Member of the Canadian Parliament for Selkirk
- In office April 13, 1970 – July 8, 1974
- Preceded by: Edward Schreyer
- Succeeded by: Dean Whiteway

Personal details
- Born: June 14, 1940 (age 86) Regina, Saskatchewan
- Party: New Democratic Party

= Doug Rowland =

Canadian politician

Douglas Charles Rowland (born June 14, 1940) is a former Canadian politician who served as the member of Parliament for the riding of Selkirk from 1970 to 1974.

== Career ==
Before entering politics, Rowland served on several boards in the not-for-profit sector as well as on management committees in government and the private sector. For five years, he was chair of the board of directors of the Canadian Association of Former Parliamentarians (CAFP) and is now a member of the editorial board of the CAFP. Rowland is president emeritus of the International Election Monitors Institute formed jointly by the CAFP, the United States Association of Former Members of Congress and the Former Members Association of the European Parliament. He is a former member of the board of directors of the Parliamentary Centre and a past fellow of the Centre for the Study of Democracy at Queen's University, Kingston, Ontario and the first Canadian member of the International Solidarity Committee of the Washington-based Freedom House. He is the former president of the Friends of the Canadian War Museum.

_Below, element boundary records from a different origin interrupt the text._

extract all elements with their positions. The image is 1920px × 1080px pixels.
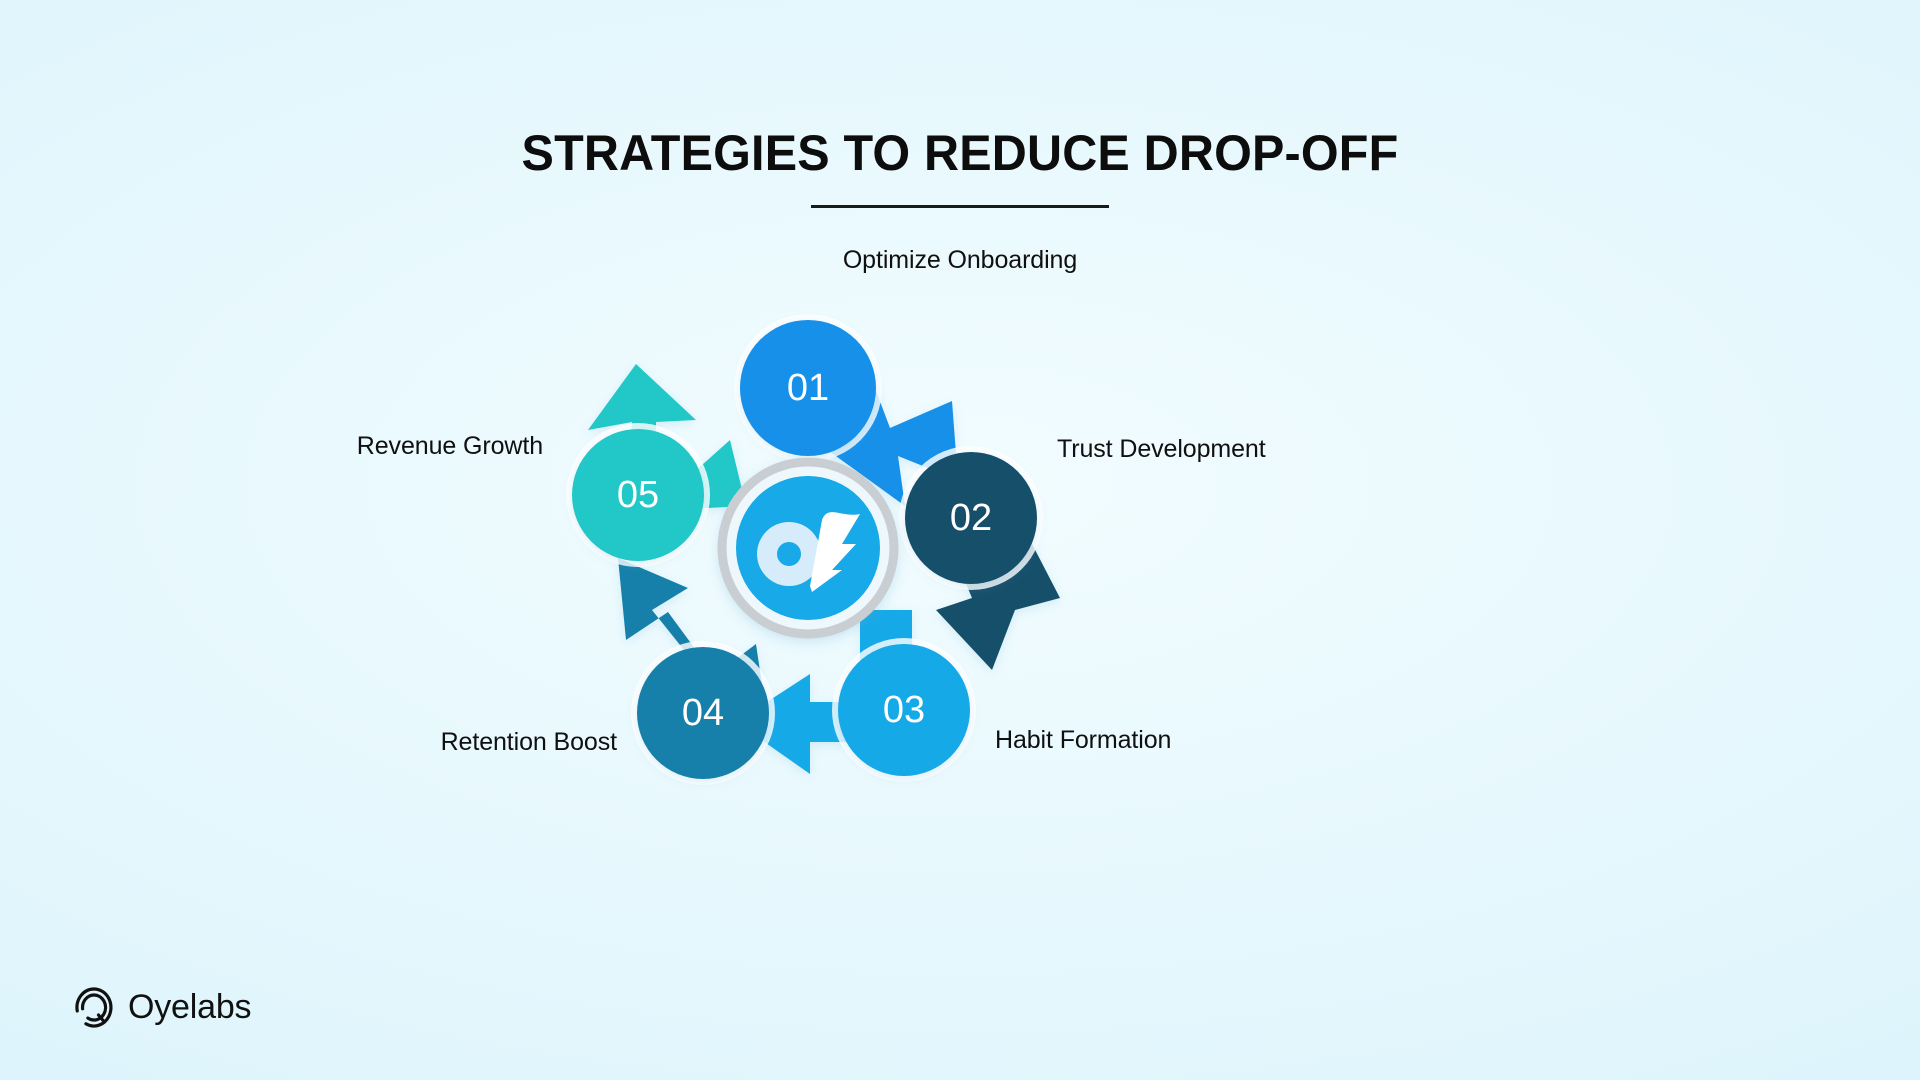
node-05-number: 05 [617, 474, 659, 516]
node-05-label: Revenue Growth [356, 432, 543, 460]
brand-logo: Oyelabs [74, 986, 252, 1028]
node-01[interactable]: 01 [734, 314, 882, 462]
brand-name: Oyelabs [128, 988, 252, 1026]
node-01-number: 01 [787, 367, 829, 409]
node-02-label: Trust Development [1057, 435, 1266, 463]
title-underline [811, 205, 1109, 208]
center-logo [717, 457, 899, 639]
node-05[interactable]: 05 [566, 423, 710, 567]
node-04[interactable]: 04 [631, 641, 775, 785]
node-02-number: 02 [950, 497, 992, 539]
node-04-label: Retention Boost [440, 728, 618, 756]
node-03-number: 03 [883, 689, 925, 731]
node-02[interactable]: 02 [899, 446, 1043, 590]
node-01-label: Optimize Onboarding [842, 246, 1078, 274]
node-03-label: Habit Formation [995, 726, 1172, 754]
page-title: STRATEGIES TO REDUCE DROP-OFF [521, 125, 1399, 181]
node-03[interactable]: 03 [832, 638, 976, 782]
oyelabs-ring-icon [75, 987, 113, 1028]
title-block: STRATEGIES TO REDUCE DROP-OFF [0, 128, 1920, 208]
cycle-diagram-svg: 01 02 03 04 05 [566, 314, 1060, 785]
node-04-number: 04 [682, 692, 724, 734]
oyelabs-of-rocket-icon [757, 512, 860, 592]
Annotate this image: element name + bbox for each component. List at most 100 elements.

For nine years, Rowland was a member of the board of trustees of The Salvation Army Ottawa Grace Hospital and, for six of those years, chair. He was a member of the founding board of the New Ottawa Hospital. He is a past chair of The Salvation Army Advisory Board for Ottawa. He also chaired The Salvation Army Capital Campaign task group of Ottawa and was a member of The Salvation Army Territorial Advisory Board. He served as a member of the Ottawa committee for the Canadian War Museum Passing the Torch campaign. He also serves on the board of directors of the Canadian Shield Foundation and is a volunteer van driver for Unitarian House Retirement Home.

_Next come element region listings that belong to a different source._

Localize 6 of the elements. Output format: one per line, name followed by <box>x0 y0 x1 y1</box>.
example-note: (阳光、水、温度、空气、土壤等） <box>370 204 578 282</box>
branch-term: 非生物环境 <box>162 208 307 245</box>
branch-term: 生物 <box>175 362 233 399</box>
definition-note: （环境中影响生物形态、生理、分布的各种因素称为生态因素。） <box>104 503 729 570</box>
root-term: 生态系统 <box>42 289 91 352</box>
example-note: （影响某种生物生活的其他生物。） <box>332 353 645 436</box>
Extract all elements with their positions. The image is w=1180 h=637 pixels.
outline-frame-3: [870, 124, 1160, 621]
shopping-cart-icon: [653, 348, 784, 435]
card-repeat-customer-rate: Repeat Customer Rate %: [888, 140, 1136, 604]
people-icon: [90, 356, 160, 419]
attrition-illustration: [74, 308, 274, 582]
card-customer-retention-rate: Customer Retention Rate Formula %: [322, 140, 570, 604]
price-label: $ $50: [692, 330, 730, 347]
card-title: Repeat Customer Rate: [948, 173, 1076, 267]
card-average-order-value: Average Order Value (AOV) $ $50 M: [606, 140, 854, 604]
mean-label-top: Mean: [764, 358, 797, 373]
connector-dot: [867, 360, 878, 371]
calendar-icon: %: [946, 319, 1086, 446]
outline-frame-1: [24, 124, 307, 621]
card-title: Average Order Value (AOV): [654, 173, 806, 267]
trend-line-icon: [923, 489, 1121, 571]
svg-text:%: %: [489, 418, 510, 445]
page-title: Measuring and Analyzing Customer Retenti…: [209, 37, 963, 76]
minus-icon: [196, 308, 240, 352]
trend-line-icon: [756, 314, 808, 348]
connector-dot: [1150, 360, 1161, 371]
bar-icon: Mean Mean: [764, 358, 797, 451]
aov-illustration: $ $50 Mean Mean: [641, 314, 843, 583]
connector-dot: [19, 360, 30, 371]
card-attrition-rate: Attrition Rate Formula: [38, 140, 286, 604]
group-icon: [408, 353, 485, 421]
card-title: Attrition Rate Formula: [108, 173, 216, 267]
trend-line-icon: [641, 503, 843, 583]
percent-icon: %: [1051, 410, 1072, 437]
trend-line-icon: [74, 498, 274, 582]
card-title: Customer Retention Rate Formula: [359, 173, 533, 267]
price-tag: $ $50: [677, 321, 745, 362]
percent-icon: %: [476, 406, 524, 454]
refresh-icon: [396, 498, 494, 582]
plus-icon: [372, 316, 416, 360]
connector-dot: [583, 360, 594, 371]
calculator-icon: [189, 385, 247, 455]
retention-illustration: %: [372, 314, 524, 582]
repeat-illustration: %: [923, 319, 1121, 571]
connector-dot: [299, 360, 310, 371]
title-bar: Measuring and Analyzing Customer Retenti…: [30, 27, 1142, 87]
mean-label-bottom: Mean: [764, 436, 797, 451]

Rowland was a federal member of Parliament in the early 1970s. During both Parliaments in which he served, he held the post of Defence Critic for the New Democratic Party. Prior to his election, he had been chief of staff to the Manitoba Provincial NDP leader, Russell Paulley, and Principal Secretary to Federal NDP leaders T. C. Douglas and David Lewis. He played a leading organizational role in the NDP victory in Manitoba in 1969 following which he became Special Assistant to the Premier, Ed Schreyer, and Associate Secretary to the Cabinet. Subsequently, he held a series of senior executive positions within the central agencies of the federal government including Assistant Secretary to the Cabinet for Federal-Provincial Relations. He moved from the government to hold senior positions in a Crown Corporation and in an international marketing services firm.

Rowland has been active in governance and democracy work internationally. He has had assignments in Morocco, where he developed a domestic election monitoring organization, in Mexico, in the former Yugoslavia, and in Indonesia. In January 2006, Rowland headed the six-person International Mission for Iraqi Elections’ Assessment Team sent to Baghdad to analyze the December 2005 Iraqi election results. In 2007, he participated in election monitoring missions in Morocco and Ukraine. In March 2010, he headed a six-person Election Monitoring team to Iraq composed of former legislators from the United States, Sweden, the United Kingdom, and Canada. He was an election observer in Kazakhstan with the OSCE in 2011.

Rowland holds a Bachelor of Arts degree from St. John's College, University of Manitoba, a Master of Arts degree in Political Science from the University of Manitoba, and received a "distinction" for his doctoral studies in Canadian government and international relations at McGill University.

He served in the Royal Canadian Navy (Reserve) receiving several awards as a naval cadet. As a lieutenant, he served on continuous naval duty in a frigate of the Atlantic fleet. He attained the rank of lieutenant commander. He holds the Canadian Forces' Decoration (C. D.) and the Queen Elizabeth II Diamond Jubilee Medal.